Ecclesiastes 3:19-20
For what happens to the children of man and what happens to the beasts is the same; as one dies, so dies the other. They all have the same breath, and man has no advantage over the beasts, for all is vanity.  (20)  All go to one place. All are from the dust, and to dust all return.

There is another word sometimes translated “hell fire” “fire of Gehenna” in the New Testament which draws on two sources in the Old Testament. (1) the child sacrifice by idol worshippers in the Ge Henna (Ge Hinnom, wadi Hinnom)  during the time of Jeremiah, and (2) the depiction of the last battle and pile of corpses at the final judgement which is found in the last verse of Isaiah (Isaiah 66:24) which is applied by Jesus in Mark 9:47-48, “worm dies not, fire not quenched” to a future judgement in Ge Hinnom. In fact Isaiah’s last verses originally seen to relate to a prophesied last battle at Har Megiddo (in Greek Armageddon) not to Jeremiah’s Gehenna, but it is possible that Jesus is in Mark 9 wanting to draw the two future events together.

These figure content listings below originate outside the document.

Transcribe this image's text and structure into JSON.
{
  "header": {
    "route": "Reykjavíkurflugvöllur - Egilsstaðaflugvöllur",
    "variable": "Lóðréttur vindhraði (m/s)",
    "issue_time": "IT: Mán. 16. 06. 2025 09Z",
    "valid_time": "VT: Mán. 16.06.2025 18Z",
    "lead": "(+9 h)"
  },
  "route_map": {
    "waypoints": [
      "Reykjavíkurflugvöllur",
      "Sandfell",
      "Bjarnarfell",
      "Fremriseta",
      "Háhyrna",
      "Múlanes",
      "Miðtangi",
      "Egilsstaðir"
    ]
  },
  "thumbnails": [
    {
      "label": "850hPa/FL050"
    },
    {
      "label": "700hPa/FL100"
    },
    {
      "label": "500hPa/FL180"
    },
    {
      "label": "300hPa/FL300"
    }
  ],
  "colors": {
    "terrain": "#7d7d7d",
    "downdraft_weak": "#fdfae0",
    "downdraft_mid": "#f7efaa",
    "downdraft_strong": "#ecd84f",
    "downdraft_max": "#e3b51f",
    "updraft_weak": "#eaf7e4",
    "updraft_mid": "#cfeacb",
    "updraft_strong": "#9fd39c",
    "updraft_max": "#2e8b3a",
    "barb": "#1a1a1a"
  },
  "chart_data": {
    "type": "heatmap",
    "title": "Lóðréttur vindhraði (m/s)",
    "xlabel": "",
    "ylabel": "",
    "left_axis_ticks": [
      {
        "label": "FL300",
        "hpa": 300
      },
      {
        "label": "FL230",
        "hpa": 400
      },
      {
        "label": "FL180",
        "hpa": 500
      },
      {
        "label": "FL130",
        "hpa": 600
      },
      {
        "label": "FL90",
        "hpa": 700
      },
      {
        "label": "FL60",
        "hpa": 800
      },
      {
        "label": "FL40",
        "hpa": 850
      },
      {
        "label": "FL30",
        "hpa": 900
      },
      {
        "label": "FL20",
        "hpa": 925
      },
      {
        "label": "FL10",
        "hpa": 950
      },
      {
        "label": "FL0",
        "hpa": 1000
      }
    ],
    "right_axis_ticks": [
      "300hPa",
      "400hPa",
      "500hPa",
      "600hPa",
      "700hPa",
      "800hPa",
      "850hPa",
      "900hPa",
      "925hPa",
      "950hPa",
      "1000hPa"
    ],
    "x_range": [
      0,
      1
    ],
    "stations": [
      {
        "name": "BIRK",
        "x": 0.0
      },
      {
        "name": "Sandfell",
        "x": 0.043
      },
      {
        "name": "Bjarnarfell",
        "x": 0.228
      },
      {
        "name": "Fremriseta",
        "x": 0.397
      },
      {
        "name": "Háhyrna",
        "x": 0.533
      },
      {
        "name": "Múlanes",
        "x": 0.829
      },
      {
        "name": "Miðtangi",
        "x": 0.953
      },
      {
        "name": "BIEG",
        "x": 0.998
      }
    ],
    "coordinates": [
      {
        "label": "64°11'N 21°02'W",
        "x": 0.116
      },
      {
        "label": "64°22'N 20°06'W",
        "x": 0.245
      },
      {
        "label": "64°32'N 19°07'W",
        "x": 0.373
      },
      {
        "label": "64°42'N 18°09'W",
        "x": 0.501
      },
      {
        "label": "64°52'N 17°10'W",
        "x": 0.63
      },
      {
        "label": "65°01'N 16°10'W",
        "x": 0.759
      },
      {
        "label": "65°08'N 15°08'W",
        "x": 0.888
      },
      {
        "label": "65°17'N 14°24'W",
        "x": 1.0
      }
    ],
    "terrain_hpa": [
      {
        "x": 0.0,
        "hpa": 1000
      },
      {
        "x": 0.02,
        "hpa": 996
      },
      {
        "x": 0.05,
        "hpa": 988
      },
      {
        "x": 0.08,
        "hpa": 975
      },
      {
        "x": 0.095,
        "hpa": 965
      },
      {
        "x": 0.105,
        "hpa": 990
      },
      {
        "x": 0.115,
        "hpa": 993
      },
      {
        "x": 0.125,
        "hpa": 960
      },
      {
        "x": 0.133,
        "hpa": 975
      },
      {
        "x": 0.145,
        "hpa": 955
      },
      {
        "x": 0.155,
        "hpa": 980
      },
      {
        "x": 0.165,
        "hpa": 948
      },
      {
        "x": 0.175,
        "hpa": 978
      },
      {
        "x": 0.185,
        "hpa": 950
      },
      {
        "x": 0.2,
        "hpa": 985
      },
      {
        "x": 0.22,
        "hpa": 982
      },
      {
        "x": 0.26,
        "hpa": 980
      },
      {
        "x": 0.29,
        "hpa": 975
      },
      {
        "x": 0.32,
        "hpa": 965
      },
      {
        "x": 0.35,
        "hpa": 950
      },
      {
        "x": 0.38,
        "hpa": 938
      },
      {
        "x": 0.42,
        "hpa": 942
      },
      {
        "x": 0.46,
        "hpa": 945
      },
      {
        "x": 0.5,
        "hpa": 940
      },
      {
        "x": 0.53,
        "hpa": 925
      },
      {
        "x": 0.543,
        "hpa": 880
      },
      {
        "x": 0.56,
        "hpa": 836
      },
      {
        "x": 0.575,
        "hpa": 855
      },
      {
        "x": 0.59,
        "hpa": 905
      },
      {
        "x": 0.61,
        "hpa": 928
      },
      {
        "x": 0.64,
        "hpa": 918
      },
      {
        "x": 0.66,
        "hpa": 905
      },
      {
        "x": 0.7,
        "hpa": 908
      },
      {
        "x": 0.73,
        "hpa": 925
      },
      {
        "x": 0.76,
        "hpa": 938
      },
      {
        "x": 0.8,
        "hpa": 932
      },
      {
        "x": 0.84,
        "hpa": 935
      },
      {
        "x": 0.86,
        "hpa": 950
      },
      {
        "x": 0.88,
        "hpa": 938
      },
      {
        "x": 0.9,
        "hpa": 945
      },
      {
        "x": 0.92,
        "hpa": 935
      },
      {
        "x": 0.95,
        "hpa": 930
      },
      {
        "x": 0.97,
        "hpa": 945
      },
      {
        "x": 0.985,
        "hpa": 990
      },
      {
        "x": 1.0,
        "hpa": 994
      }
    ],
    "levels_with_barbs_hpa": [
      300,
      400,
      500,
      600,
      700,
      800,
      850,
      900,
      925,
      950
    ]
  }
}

As we can see from the context of Gehenna in Jeremiah 7:31, 19:2–6 and of the fire in Isaiah 66:24, as well as the burning of the weeds (Matthew 13:24–43), the context is not eternal burning torture, but simply permanent destruction. The punishment of the wicked is not to be eternally tortured, but to be eternally excluded from the reward of the righteous – that is, immortality on earth.

2 Thessalonians 1:9-10
They will suffer the punishment of eternal destruction, away from the presence of the Lord and from the glory of his might,  (10)  when he comes on that day to be glorified in his saints  . . .

The only hope for anyone, is to be resurrected at the return of Jesus to earth.  Those that have known God, will be resurrected and judged – the righteous will be given immortality, the unrighteous will be given eternal destruction.